The celebrity conductor on Name That Tune was Noddy Holder. The celebrity instrument players were Antony Cotton aka Sean Tully on the tubular bells, Carley Stenson on the recorder, Adele Silva aka Kelly Windsor on the xylophone and Kelvin Fletcher aka Andy Sugden on the swanee whistle. The celebrity pianist in the Bid-a-Note round was Myleene Klass.

In Mr. and Mrs., the celebrities invited their real-life partners to play along.

On Bullseye, the celebrities were paired up with professional dart players. Andrea was paired with Martin Adams, Graeme was paired with Phil Taylor and Michael was paired with Raymond van Barneveld. Tony Green reprised his role as the scorer.

On Play Your Cards Right, each celebrity invited another celebrity to play with them. Graeme played with Kyran Bracken and Michael played with Kym Ryder.

On the Blankety Blank and Mr and Mrs editions, the more recent revivals of both series were not mentioned on Gameshow Marathon, due to Blankety Blank having been presented by Paul O'Grady (no footage of him), who was then in a legal dispute with ITV.

Following the series, three of the shows were revived; Mr. and Mrs. (in a celebrity format) on ITV in 2008, Blockbusters on Challenge in 2012 for one series and then on Comedy Central in 2019, and Blankety Blank revived as a Christmas special on ITV in 2016 with David Walliams, and then from in 2020 on BBC One as a Christmas special and subsequent series, hosted by Bradley Walsh .

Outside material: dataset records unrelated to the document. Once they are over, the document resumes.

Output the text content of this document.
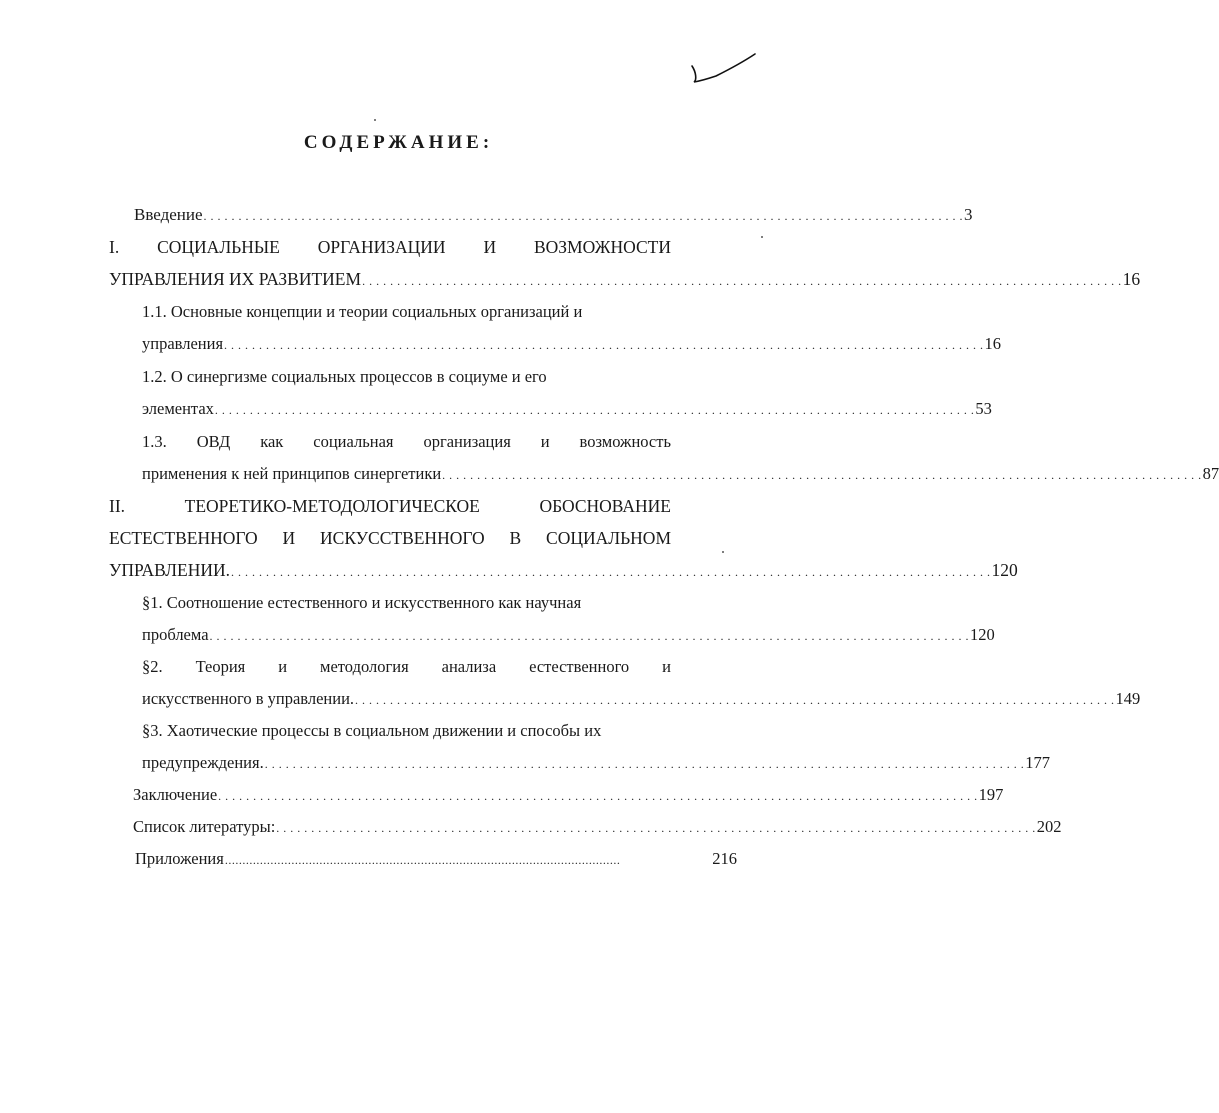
СОДЕРЖАНИЕ:
Введение . . . . . . . . . . . . . . . . . . . . . . . . . . . . . . . . . . . . . . . . . . . . . . . . . . . . . . . . . . . . . . . . . . . . . . . . . . . . . . . . . . . . . . . . . . . . . . . . . . . . . . . . . . . . . 3
I. СОЦИАЛЬНЫЕ ОРГАНИЗАЦИИ И ВОЗМОЖНОСТИ
УПРАВЛЕНИЯ ИХ РАЗВИТИЕМ . . . . . . . . . . . . . . . . . . . . . . . . . . . . . . . . . . . . . . . . . . . . . . . . . . . . . . . . . . . . . . . . . . . . . . . . . . . . . . . . . . . . . . . . . . . . . . . . . . . . . . . . . . . . . 16
1.1. Основные концепции и теории социальных организаций и
управления . . . . . . . . . . . . . . . . . . . . . . . . . . . . . . . . . . . . . . . . . . . . . . . . . . . . . . . . . . . . . . . . . . . . . . . . . . . . . . . . . . . . . . . . . . . . . . . . . . . . . . . . . . . . . 16
1.2. О синергизме социальных процессов в социуме и его
элементах . . . . . . . . . . . . . . . . . . . . . . . . . . . . . . . . . . . . . . . . . . . . . . . . . . . . . . . . . . . . . . . . . . . . . . . . . . . . . . . . . . . . . . . . . . . . . . . . . . . . . . . . . . . . . 53
1.3. ОВД как социальная организация и возможность
применения к ней принципов синергетики . . . . . . . . . . . . . . . . . . . . . . . . . . . . . . . . . . . . . . . . . . . . . . . . . . . . . . . . . . . . . . . . . . . . . . . . . . . . . . . . . . . . . . . . . . . . . . . . . . . . . . . . . . . . . 87
II.	ТЕОРЕТИКО-МЕТОДОЛОГИЧЕСКОЕ	ОБОСНОВАНИЕ
ЕСТЕСТВЕННОГО И ИСКУССТВЕННОГО В СОЦИАЛЬНОМ
УПРАВЛЕНИИ. . . . . . . . . . . . . . . . . . . . . . . . . . . . . . . . . . . . . . . . . . . . . . . . . . . . . . . . . . . . . . . . . . . . . . . . . . . . . . . . . . . . . . . . . . . . . . . . . . . . . . . . . . . . . . 120
§1. Соотношение естественного и искусственного как научная
проблема . . . . . . . . . . . . . . . . . . . . . . . . . . . . . . . . . . . . . . . . . . . . . . . . . . . . . . . . . . . . . . . . . . . . . . . . . . . . . . . . . . . . . . . . . . . . . . . . . . . . . . . . . . . . . 120
§2. Теория и методология анализа естественного и
искусственного в управлении. . . . . . . . . . . . . . . . . . . . . . . . . . . . . . . . . . . . . . . . . . . . . . . . . . . . . . . . . . . . . . . . . . . . . . . . . . . . . . . . . . . . . . . . . . . . . . . . . . . . . . . . . . . . . . 149
§3. Хаотические процессы в социальном движении и способы их
предупреждения. . . . . . . . . . . . . . . . . . . . . . . . . . . . . . . . . . . . . . . . . . . . . . . . . . . . . . . . . . . . . . . . . . . . . . . . . . . . . . . . . . . . . . . . . . . . . . . . . . . . . . . . . . . . . . 177
Заключение . . . . . . . . . . . . . . . . . . . . . . . . . . . . . . . . . . . . . . . . . . . . . . . . . . . . . . . . . . . . . . . . . . . . . . . . . . . . . . . . . . . . . . . . . . . . . . . . . . . . . . . . . . . . . 197
Список литературы: . . . . . . . . . . . . . . . . . . . . . . . . . . . . . . . . . . . . . . . . . . . . . . . . . . . . . . . . . . . . . . . . . . . . . . . . . . . . . . . . . . . . . . . . . . . . . . . . . . . . . . . . . . . . . 202
Приложения .................................................................................................................	216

Lionel Blair presented the prizes each week to the winners of the home viewer competition.

===Progression===

| Round | Show | Winner | Eliminated |
| First | The Price Is Right | Graeme Le Saux | No eliminations |
| Blockbusters | Ben Shephard |
| Blankety Blank | Michael Le Vell |
| The Golden Shot | Andrea Catherwood |
| Name That Tune | Jamelia | Wendy Richard |
| Quarter-final | Mr. and Mrs. | Andrea Catherwood Michael Le Vell Graeme Le Saux | Jamelia Ben Shephard |
| Semi-final | Bullseye | Graeme Le Saux Michael Le Vell | Andrea Catherwood |
| Final | Play Your Cards Right | Michael Le Vell | Graeme Le Saux (runner-up) |

== International versions ==

| Country | Local name | Host(s) | Game shows recreated | Channel | Original run |
|---|---|---|---|---|---|
| France | Le marathon des jeux TV | Nagui and Pascal Sellem | Que le meilleur gagne Fa Si La Chanter Le Juste Prix Question pour un Champion Une famille en or | France 2 | August 2006 |
| Germany | Gameshow-Marathon | Oliver Pocher and Oliver Petszokat | Der Preis ist heiß Geh aufs Ganze! Hopp oder Top Glücksrad Ruck Zuck Bube, Dame, Hörig Familien-Duell | ProSieben | 2007 |
| Hungary | Születésnapi kvízmaratont tart | Attila Till | Szrencsekerek Esti Broadway Multi Milliomos All az Alku | TV2 | 2007 |
| Israel | Play It Big | Avri Gilad | Nuts Family Feud Wheel of Fortune Squares Play It (The Pyramid) More or Less (The Price Is Right) It's my Secret Parallel Minds (Mastermind) | Channel 2 | 2010–2011 |
| Mexico | Gameshow Marathon | Marco Antonio Regil | Atinale al Precio 100 Mexicanos Dijeron | Televisa | 2007 |
| Portugal | Superconcurso – Jogo De Sempre | Jorge Gabriel | O Preço Certo Entre Famílias Palavra Puxa Palavra Jogo de Cartas Com a Verdade M'Enganas Um, Dois, Três | RTP1 | 2007 |
| Turkey | Yarişma Maratonu | Özgü Namal and Emre Altuğ | Kaç Para? Seç Beckalim Şansini Dene Yüzyilin Indirimi Aşaği Yukari Parola Aileler Yarişiyor | Kanal D | 2006 |
| United States | Gameshow Marathon | Ricki Lake | The Price Is Right Let's Make A Deal Beat The Clock Press Your Luck Card Sharks Match Game Family Feud | CBS | 31 May – 29 June 2006 |

In Mexico, it also has its own version of Gameshow Marathon as well, as part of Teleton's charity funds for 2007. Marco Antonio Regil hosts the marathon, which includes its versions of The Price Is Right (Atínale al Precio) and Family Fortunes (100 Mexicanos Dijeron). The show was aired on Televisa.